Alle knieten mit ihren Rosenkränzen nieder. Immer lauter dröhnten die Kolbenschläge der Belagerer auf der Treppe. Grand-Francoeur, der mit Blut übergossen war, weil ihm ein Streifschuß einen Theil der Kopfhaut weggerissen hatte, erhob in der Rechten das Kruzifix. Der Marquis, wenn auch im Grund ein Skeptiker, war gleichfalls niedergekniet.
– Jeder, sagte Grand-Francoeur, bekenne jetzt lautvernehmlich seine Sünden; zuerst Sie, gnädiger Herr.

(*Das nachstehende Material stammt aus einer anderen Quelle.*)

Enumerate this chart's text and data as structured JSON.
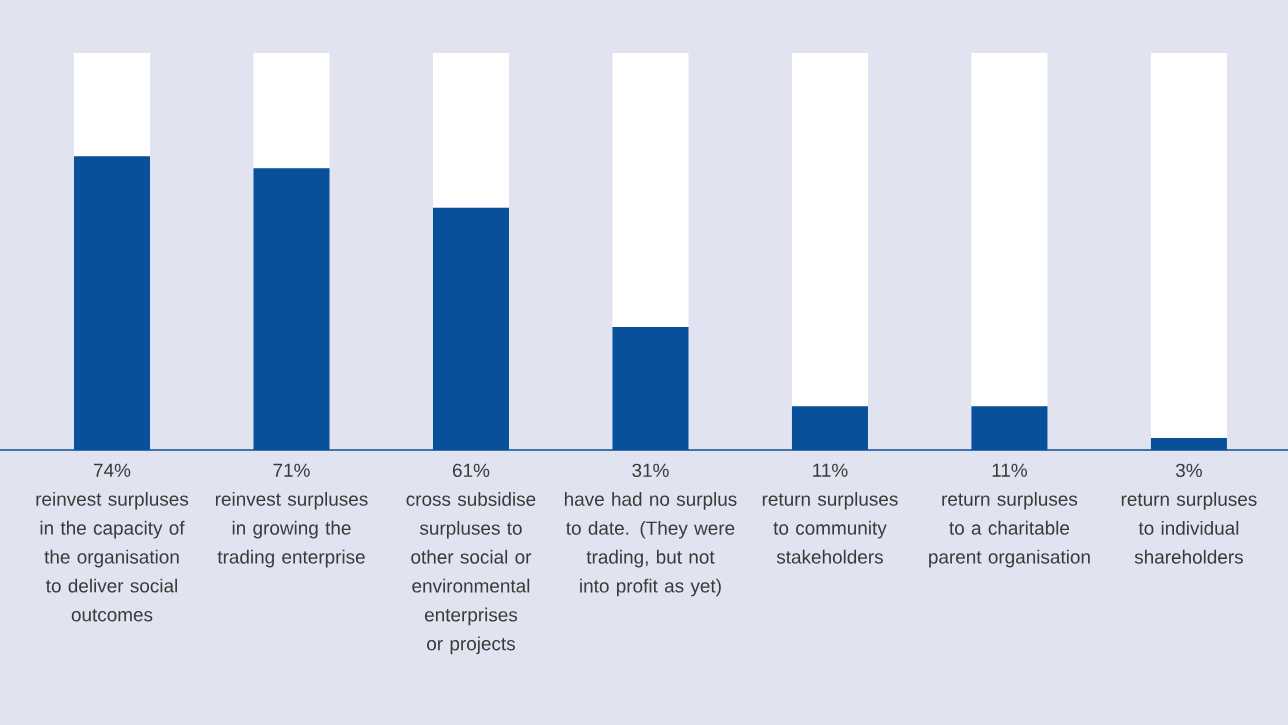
{
  "chart_data": {
    "type": "bar",
    "stacked": true,
    "categories": [
      "reinvest surpluses in the capacity of the organisation to deliver social outcomes",
      "reinvest surpluses in growing the trading enterprise",
      "cross subsidise surpluses to other social or environmental enterprises or projects",
      "have had no surplus to date. (They were trading, but not into profit as yet)",
      "return surpluses to community stakeholders",
      "return surpluses to a charitable parent organisation",
      "return surpluses to individual shareholders"
    ],
    "series": [
      {
        "color": "#08519a",
        "values": [
          74,
          71,
          61,
          31,
          11,
          11,
          3
        ],
        "value_labels": [
          "74%",
          "71%",
          "61%",
          "31%",
          "11%",
          "11%",
          "3%"
        ]
      },
      {
        "color": "#ffffff",
        "values": [
          26,
          29,
          39,
          69,
          89,
          89,
          97
        ]
      }
    ]
  }
}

– Ich habe getödtet, antwortete der Marquis.
– Ich habe getödtet, beichtete Hoisnard.
– Ich habe getödtet, beichtete Guinoiseau.
– Ich habe getödtet, beichtete Brin-d'Amour.
– Ich habe getödtet, beichtete Chatenay.
– Ich habe getödtet, beichtete der Imânus.
Und Grand-Francoeur hob wieder an: Im Namen des dreieinigen Gottes ertheile ich Euch die Absolution. Fahrt hin in Frieden.
– Amen, setzten Alle hinzu.
– Jetzt laßt uns sterben, sagte der Marquis, indem er aufstand.
– Und weiter tödten, sagte der Imânus.
Nun schmetterten die Kolbenstöße bereits gegen die Truhe, welche die Thür versperrte.
– Denkt nur noch an Euren Gott, sagte der Priester. Die Erde ist für Euch nicht mehr vorhanden.
– Ja, bemerkte der Marquis, wir liegen schon im Grab.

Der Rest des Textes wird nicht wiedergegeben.